Peter Baines, founder of the charity Hands Across the Water, which supports Thai children, said he had been astonished and disturbed to learn that the couple were seeking leave, through lawyers, to access the fund.

“I don’t understand it on any level,” he told Australia’s ABC radio. “The funds were donated... because of the alleged actions of Mr Farnell, and to think he believes he has some right of claim over it... I find it perplexing.”

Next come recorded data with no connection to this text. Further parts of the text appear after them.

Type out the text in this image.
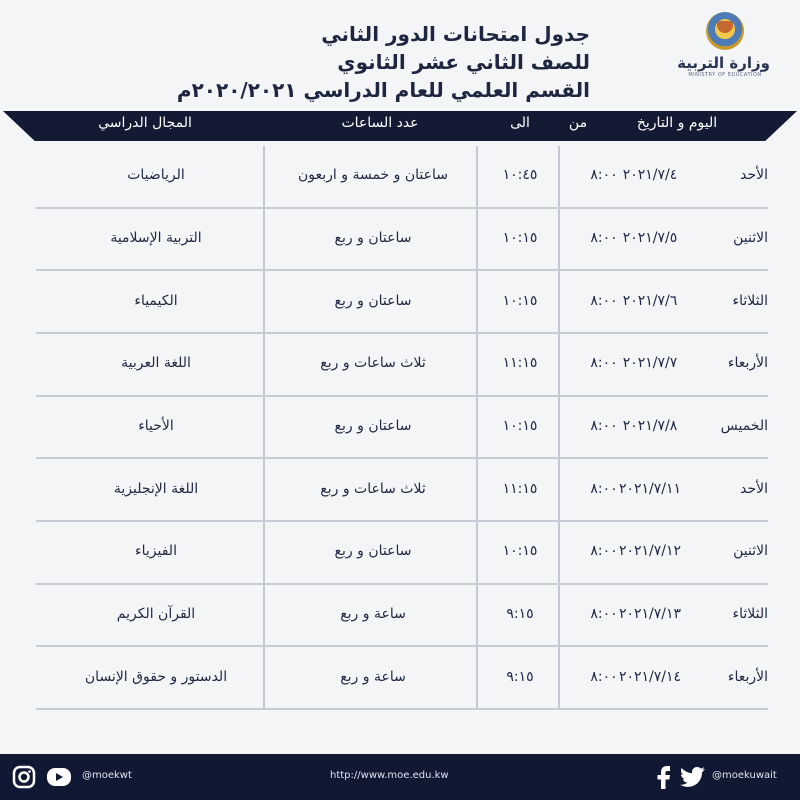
وزارة التربية
MINISTRY OF EDUCATION
جدول امتحانات الدور الثاني
للصف الثاني عشر الثانوي
القسم العلمي للعام الدراسي ٢٠٢٠/٢٠٢١م
اليوم و التاريخ
من
الى
عدد الساعات
المجال الدراسي
الأحد٢٠٢١/٧/٤
٨:٠٠
١٠:٤٥
ساعتان و خمسة و اربعون
الرياضيات
الاثنين٢٠٢١/٧/٥
٨:٠٠
١٠:١٥
ساعتان و ربع
التربية الإسلامية
الثلاثاء٢٠٢١/٧/٦
٨:٠٠
١٠:١٥
ساعتان و ربع
الكيمياء
الأربعاء٢٠٢١/٧/٧
٨:٠٠
١١:١٥
ثلاث ساعات و ربع
اللغة العربية
الخميس٢٠٢١/٧/٨
٨:٠٠
١٠:١٥
ساعتان و ربع
الأحياء
الأحد٢٠٢١/٧/١١
٨:٠٠
١١:١٥
ثلاث ساعات و ربع
اللغة الإنجليزية
الاثنين٢٠٢١/٧/١٢
٨:٠٠
١٠:١٥
ساعتان و ربع
الفيزياء
الثلاثاء٢٠٢١/٧/١٣
٨:٠٠
٩:١٥
ساعة و ربع
القرآن الكريم
الأربعاء٢٠٢١/٧/١٤
٨:٠٠
٩:١٥
ساعة و ربع
الدستور و حقوق الإنسان
@moekwt	http://www.moe.edu.kw	@moekuwait
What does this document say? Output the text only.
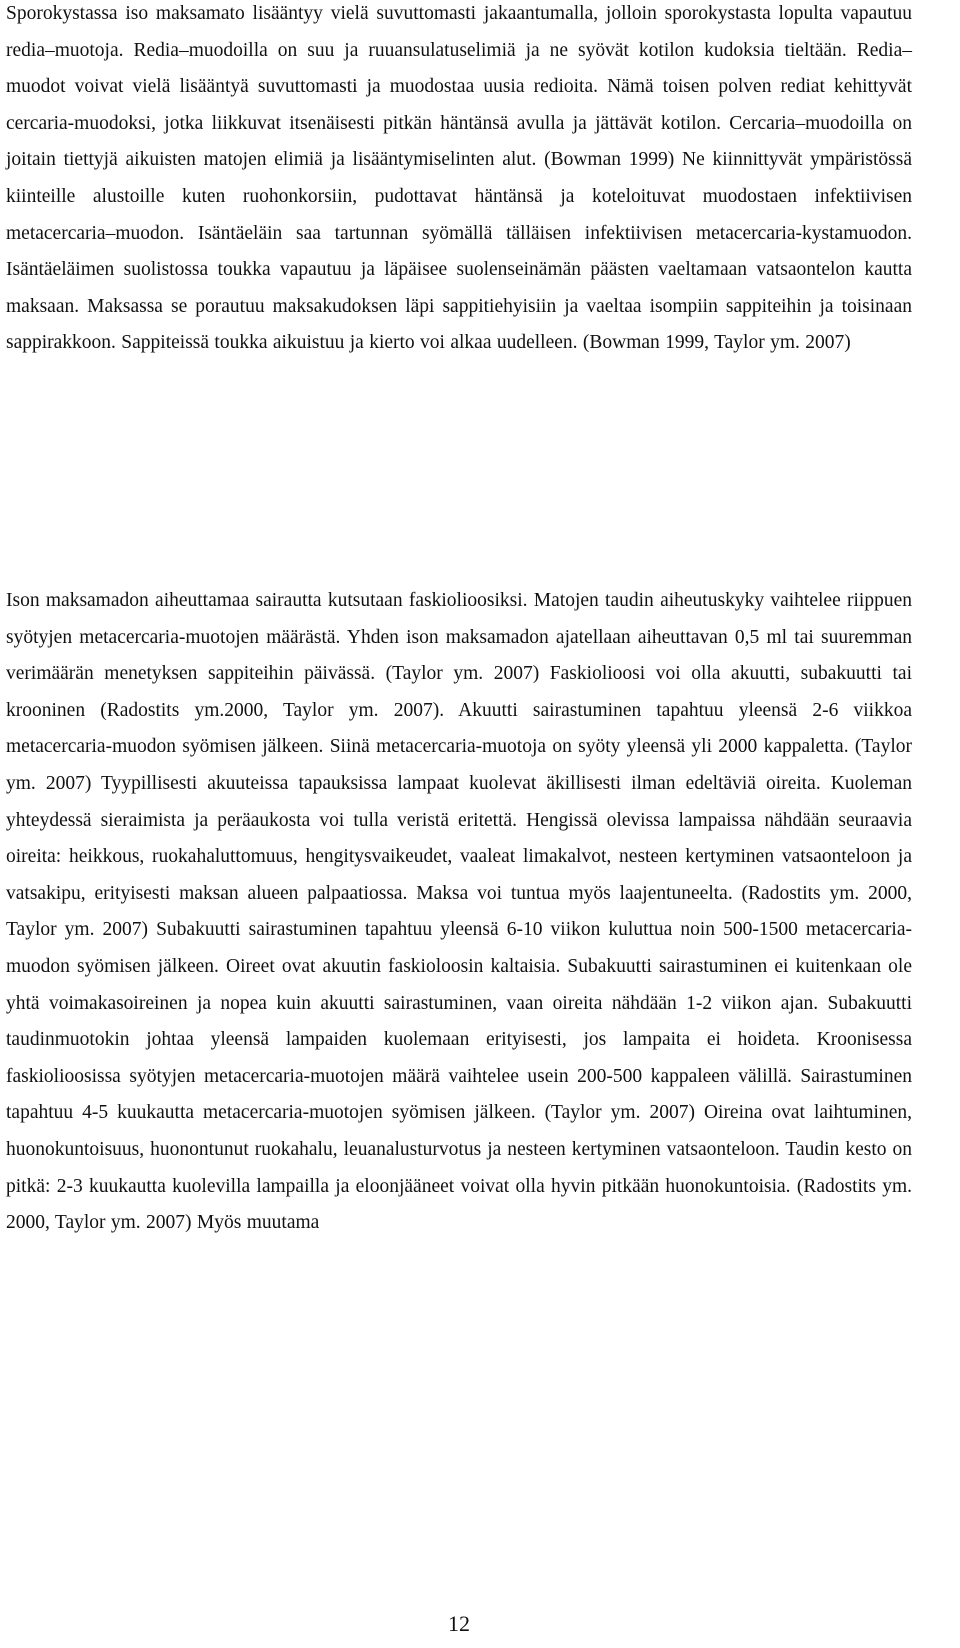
Sporokystassa iso maksamato lisääntyy vielä suvuttomasti jakaantumalla, jolloin sporokystasta lopulta vapautuu redia–muotoja. Redia–muodoilla on suu ja ruuansulatuselimiä ja ne syövät kotilon kudoksia tieltään. Redia–muodot voivat vielä lisääntyä suvuttomasti ja muodostaa uusia redioita. Nämä toisen polven rediat kehittyvät cercaria-muodoksi, jotka liikkuvat itsenäisesti pitkän häntänsä avulla ja jättävät kotilon. Cercaria–muodoilla on joitain tiettyjä aikuisten matojen elimiä ja lisääntymiselinten alut. (Bowman 1999) Ne kiinnittyvät ympäristössä kiinteille alustoille kuten ruohonkorsiin, pudottavat häntänsä ja koteloituvat muodostaen infektiivisen metacercaria–muodon. Isäntäeläin saa tartunnan syömällä tälläisen infektiivisen metacercaria-kystamuodon. Isäntäeläimen suolistossa toukka vapautuu ja läpäisee suolenseinämän päästen vaeltamaan vatsaontelon kautta maksaan. Maksassa se porautuu maksakudoksen läpi sappitiehyisiin ja vaeltaa isompiin sappiteihin ja toisinaan sappirakkoon. Sappiteissä toukka aikuistuu ja kierto voi alkaa uudelleen. (Bowman 1999, Taylor ym. 2007)

Ison maksamadon aiheuttamaa sairautta kutsutaan faskiolioosiksi. Matojen taudin aiheutuskyky vaihtelee riippuen syötyjen metacercaria-muotojen määrästä. Yhden ison maksamadon ajatellaan aiheuttavan 0,5 ml tai suuremman verimäärän menetyksen sappiteihin päivässä. (Taylor ym. 2007) Faskiolioosi voi olla akuutti, subakuutti tai krooninen (Radostits ym.2000, Taylor ym. 2007). Akuutti sairastuminen tapahtuu yleensä 2-6 viikkoa metacercaria-muodon syömisen jälkeen. Siinä metacercaria-muotoja on syöty yleensä yli 2000 kappaletta. (Taylor ym. 2007) Tyypillisesti akuuteissa tapauksissa lampaat kuolevat äkillisesti ilman edeltäviä oireita. Kuoleman yhteydessä sieraimista ja peräaukosta voi tulla veristä eritettä. Hengissä olevissa lampaissa nähdään seuraavia oireita: heikkous, ruokahaluttomuus, hengitysvaikeudet, vaaleat limakalvot, nesteen kertyminen vatsaonteloon ja vatsakipu, erityisesti maksan alueen palpaatiossa. Maksa voi tuntua myös laajentuneelta. (Radostits ym. 2000, Taylor ym. 2007) Subakuutti sairastuminen tapahtuu yleensä 6-10 viikon kuluttua noin 500-1500 metacercaria-muodon syömisen jälkeen. Oireet ovat akuutin faskioloosin kaltaisia. Subakuutti sairastuminen ei kuitenkaan ole yhtä voimakasoireinen ja nopea kuin akuutti sairastuminen, vaan oireita nähdään 1-2 viikon ajan. Subakuutti taudinmuotokin johtaa yleensä lampaiden kuolemaan erityisesti, jos lampaita ei hoideta. Kroonisessa faskiolioosissa syötyjen metacercaria-muotojen määrä vaihtelee usein 200-500 kappaleen välillä. Sairastuminen tapahtuu 4-5 kuukautta metacercaria-muotojen syömisen jälkeen. (Taylor ym. 2007) Oireina ovat laihtuminen, huonokuntoisuus, huonontunut ruokahalu, leuanalusturvotus ja nesteen kertyminen vatsaonteloon. Taudin kesto on pitkä: 2-3 kuukautta kuolevilla lampailla ja eloonjääneet voivat olla hyvin pitkään huonokuntoisia. (Radostits ym. 2000, Taylor ym. 2007) Myös muutama

12
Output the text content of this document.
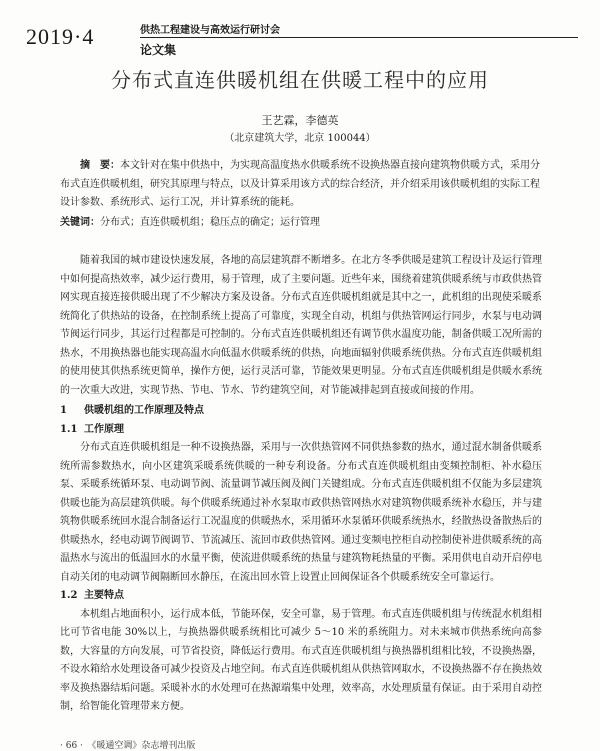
2019·4	供热工程建设与高效运行研讨会
论文集
分布式直连供暖机组在供暖工程中的应用
王艺霖，李德英
（北京建筑大学，北京 100044）

摘　要：本文针对在集中供热中，为实现高温度热水供暖系统不设换热器直接向建筑物供暖方式，采用分布式直连供暖机组，研究其原理与特点，以及计算采用该方式的综合经济，并介绍采用该供暖机组的实际工程设计参数、系统形式、运行工况，并计算系统的能耗。

关键词：分布式；直连供暖机组；稳压点的确定；运行管理

随着我国的城市建设快速发展，各地的高层建筑群不断增多。在北方冬季供暖是建筑工程设计及运行管理中如何提高热效率，减少运行费用，易于管理，成了主要问题。近些年来，围绕着建筑供暖系统与市政供热管网实现直接连接供暖出现了不少解决方案及设备。分布式直连供暖机组就是其中之一，此机组的出现使采暖系统简化了供热站的设备，在控制系统上提高了可靠度，实现全自动，机组与供热管网运行同步，水泵与电动调节阀运行同步，其运行过程都是可控制的。分布式直连供暖机组还有调节供水温度功能，制备供暖工况所需的热水，不用换热器也能实现高温水向低温水供暖系统的供热，向地面辐射供暖系统供热。分布式直连供暖机组的使用使其供热系统更简单，操作方便，运行灵活可靠，节能效果更明显。分布式直连供暖机组是供暖水系统的一次重大改进，实现节热、节电、节水、节约建筑空间，对节能减排起到直接或间接的作用。

1 供暖机组的工作原理及特点
1.1 工作原理

分布式直连供暖机组是一种不设换热器，采用与一次供热管网不同供热参数的热水，通过混水制备供暖系统所需参数热水，向小区建筑采暖系统供暖的一种专利设备。分布式直连供暖机组由变频控制柜、补水稳压泵、采暖系统循环泵、电动调节阀、流量调节减压阀及阀门关键组成。分布式直连供暖机组不仅能为多层建筑供暖也能为高层建筑供暖。每个供暖系统通过补水泵取市政供热管网热水对建筑物供暖系统补水稳压，并与建筑物供暖系统回水混合制备运行工况温度的供暖热水，采用循环水泵循环供暖系统热水，经散热设备散热后的供暖热水，经电动调节阀调节、节流减压、流回市政供热管网。通过变频电控柜自动控制使补进供暖系统的高温热水与流出的低温回水的水量平衡，使流进供暖系统的热量与建筑物耗热量的平衡。采用供电自动开启停电自动关闭的电动调节阀隔断回水静压，在流出回水管上设置止回阀保证各个供暖系统安全可靠运行。

1.2 主要特点

本机组占地面积小，运行成本低，节能环保，安全可靠，易于管理。布式直连供暖机组与传统混水机组相比可节省电能 30%以上，与换热器供暖系统相比可减少 5～10 米的系统阻力。对未来城市供热系统向高参数，大容量的方向发展，可节省投资，降低运行费用。布式直连供暖机组与换热器机组相比较，不设换热器，不设水箱给水处理设备可减少投资及占地空间。布式直连供暖机组从供热管网取水，不设换热器不存在换热效率及换热器结垢问题。采暖补水的水处理可在热源端集中处理，效率高，水处理质量有保证。由于采用自动控制，给智能化管理带来方便。

· 66 ·　《暖通空调》杂志增刊出版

Ms Pattaramon questioned whether Farnell had “gone insane to think like this”. She told the ABC: “He does not deserve or have any rights to the fund... People donated money for Gammy and not for anyone else. Even though I am Gammy’s mother, I don’t have any right to take it.”

The case made international headlines and prompted Thai authorities to crack down on the previously unregulated surrogacy industry. Ms Pattaramon has said that her family was struggling to pay off debts last year when an agent offered her the equivalent of £6,477 to carry a baby for the couple.

In a television interview, Farnell and Ms Li said that if Gammy’s Down syndrome had been detected earlier in the pregnancy, they would have tried to have him aborted.

Mr Baines said the charity had developed a long-term strategy to support Gammy, based on expert advice about his current and future needs.

The funds, donated by more than 6,000 people, have been used to buy a more suitable home for his family and pay his medical bills. It has been estimated that the remaining money will last five years.